For years, successive governments have toyed with the idea of abolishing the subsidy regime in the fuel supply arrangement, apparently with the attendant corruption in the last couple of years.

In 2011, though a provision of N240 billion was made in the budget for fuel subsidy, the Nigerian Extractive Industries Transparency Initiative fiscal allocation and statutory disbursement audit report said about N1.92 trillion was spent. The amount was later revised to N2.19trillion.

The Minister of Finance, Ngozi Okonjo-Iweala, said 40 per cent of the entire budget for the year was spent on subsidy. About N1.3 trillion was spent the previous year.

An attempt by the federal government to remove the subsidy and deregulate the sector in January 2012 sparked off massive protests that grounded the economy for days.

A Presidential Committee on Verification and Reconciliation of subsidy claims and payments led by Aigboje Aig-Imoukhuede, former CEO of Access Bank PLC, had indicted 21 oil marketing firms for fraudulent conducts under the scheme.

Since then, government had looked out for every opportunity to remove fuel subsidy. But the recent drop in global oil prices, which prompted government’s reduction in retail fuel price from N97 to N87 per litre, has presented the opportunity proponents of deregulation say is the best.

In recent times, demands for deregulation and subsidy removal have resurfaced, particularly after the Minister of Finance, Ngozi Okonjo-Iweala, while briefing the media shortly after presenting the 2015 budget, said that the Petroleum Products Pricing Regulatory had been directed to review the situation and proffer the advice to government on the issue.

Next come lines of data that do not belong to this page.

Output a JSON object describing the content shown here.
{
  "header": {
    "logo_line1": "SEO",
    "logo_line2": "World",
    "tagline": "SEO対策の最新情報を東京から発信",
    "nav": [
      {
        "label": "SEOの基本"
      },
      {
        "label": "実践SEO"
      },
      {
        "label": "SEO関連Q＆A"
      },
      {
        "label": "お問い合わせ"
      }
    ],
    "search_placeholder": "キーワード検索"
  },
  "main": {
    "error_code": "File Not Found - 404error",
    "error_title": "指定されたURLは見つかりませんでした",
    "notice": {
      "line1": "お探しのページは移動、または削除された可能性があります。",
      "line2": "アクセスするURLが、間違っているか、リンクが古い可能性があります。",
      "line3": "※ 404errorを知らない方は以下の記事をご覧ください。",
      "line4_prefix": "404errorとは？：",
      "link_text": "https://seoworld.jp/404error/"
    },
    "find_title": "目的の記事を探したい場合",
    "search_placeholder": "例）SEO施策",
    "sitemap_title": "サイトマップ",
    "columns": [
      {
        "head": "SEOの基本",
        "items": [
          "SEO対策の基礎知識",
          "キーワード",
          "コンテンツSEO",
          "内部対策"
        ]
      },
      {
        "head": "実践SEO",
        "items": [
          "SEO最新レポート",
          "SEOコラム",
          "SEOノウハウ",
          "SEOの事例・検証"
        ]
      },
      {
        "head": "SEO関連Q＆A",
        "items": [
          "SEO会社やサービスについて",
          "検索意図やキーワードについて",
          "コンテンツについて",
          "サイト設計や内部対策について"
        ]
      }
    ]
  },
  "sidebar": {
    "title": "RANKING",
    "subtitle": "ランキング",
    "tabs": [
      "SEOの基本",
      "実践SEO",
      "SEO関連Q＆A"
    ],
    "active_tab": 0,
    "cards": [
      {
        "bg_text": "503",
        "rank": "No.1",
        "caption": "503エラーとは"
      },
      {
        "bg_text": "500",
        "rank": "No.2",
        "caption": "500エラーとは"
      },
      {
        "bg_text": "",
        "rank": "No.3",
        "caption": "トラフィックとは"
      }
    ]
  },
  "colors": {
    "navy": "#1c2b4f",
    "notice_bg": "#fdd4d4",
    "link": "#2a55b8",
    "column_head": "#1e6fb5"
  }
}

At the end of the meeting with the Minister, fuel marketers and importers on Monday last week in Lagos, Executive Secretary of the Major Oil Marketers Association of Nigeria, Thomas Olawore, Olawore, said the N87 retail  fuel price was unsustainable.

“The on-going recovery of crude prices at the international market calls for complete deregulation of the downstream sector of the petroleum sector to permanently give the government, the marketers, Nigerians and all stakeholders the rest of mind,” Mr. Olawore said.

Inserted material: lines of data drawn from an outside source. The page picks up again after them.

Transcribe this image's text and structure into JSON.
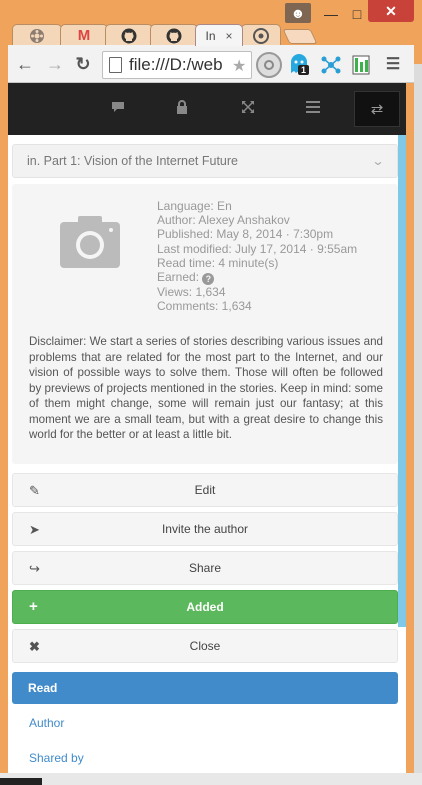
{
  "browser": {
    "tabs": [
      {
        "label": "",
        "icon": "gear-icon"
      },
      {
        "label": "M",
        "icon": "gmail-icon"
      },
      {
        "label": "",
        "icon": "github-icon"
      },
      {
        "label": "",
        "icon": "github-icon"
      },
      {
        "label": "In",
        "icon": "page-icon"
      },
      {
        "label": "",
        "icon": "target-icon"
      }
    ],
    "tab_close_glyph": "×",
    "url": "file:///D:/web",
    "badge_count": "1"
  },
  "chapter": {
    "title": "in. Part 1: Vision of the Internet Future"
  },
  "story": {
    "meta": [
      "Language: En",
      "Author: Alexey Anshakov",
      "Published: May 8, 2014 · 7:30pm",
      "Last modified: July 17, 2014 · 9:55am",
      "Read time: 4 minute(s)"
    ],
    "earned_label": "Earned:",
    "earned_help": "?",
    "views": "Views: 1,634",
    "comments": "Comments: 1,634",
    "disclaimer": "Disclaimer: We start a series of stories describing various issues and problems that are related for the most part to the Internet, and our vision of possible ways to solve them. Those will often be followed by previews of projects mentioned in the stories. Keep in mind: some of them might change, some will remain just our fantasy; at this moment we are a small team, but with a great desire to change this world for the better or at least a little bit."
  },
  "actions": {
    "edit": "Edit",
    "invite": "Invite the author",
    "share": "Share",
    "added": "Added",
    "close": "Close",
    "read": "Read"
  },
  "links": {
    "author": "Author",
    "shared_by": "Shared by"
  },
  "colors": {
    "window_frame": "#f0a35b",
    "nav_bg": "#222222",
    "added_green": "#5cb85c",
    "read_blue": "#428bca",
    "close_red": "#c8423a"
  }
}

According to Mr. Olawore, when the recent devaluation of the Naira against the dollar and other international currencies are taken into consideration along with other indices, deregulation was the best way to go.

“The only way to end this recurring cycle of issue fuel supply disruption and price reviews is, complete deregulation of the downstream sector of the petroleum industry,” he insisted.

With deregulation, he said the country’s four refineries would be rehabilitated and made to refine petroleum products locally to replace the current arrangement where the bulk of the fuel consumed in the country are imported.

Besides, Mr. Olawore reiterated the call on the National Assembly to pass the Petroleum Industry Bill, which has been pending before the lawmakers for approval.

If the lawmakers think the PIB should be perfect before it is passed, he pointed out that the country may not get anywhere,

Though he acknowledged that the problems delaying the passage of the PIB were more about the upstream industry, Mr. Olawore said the downstream sector of the industry, which has minimal problems, was ready for the new law.

The Executive Secretary, PPPRA, Farouk Ahmed, did not say whether government was contemplating removing fuel subsidy when he was contacted for this story.

“Well I don’t know about removal of fuel subsidy by government. When crude oil price dropped to $47 and subsidy dropped to minus N10 on January 16, the price range was between N8 and N14.

“The subsidy level was still averaging N13 per litre when CBN, on January 18, adjusted its exchange rate, which was $171.36 (that is $168 plus banking administrative charges by commercial banks of 2 per cent). It later changed it to $199.

“That affected the price and a jump in subsidy level, from N14 to N31. The difference in the exchange rate between $171 and $199 is what government has to pay as subsidy per litre,” Mr. Farouk said.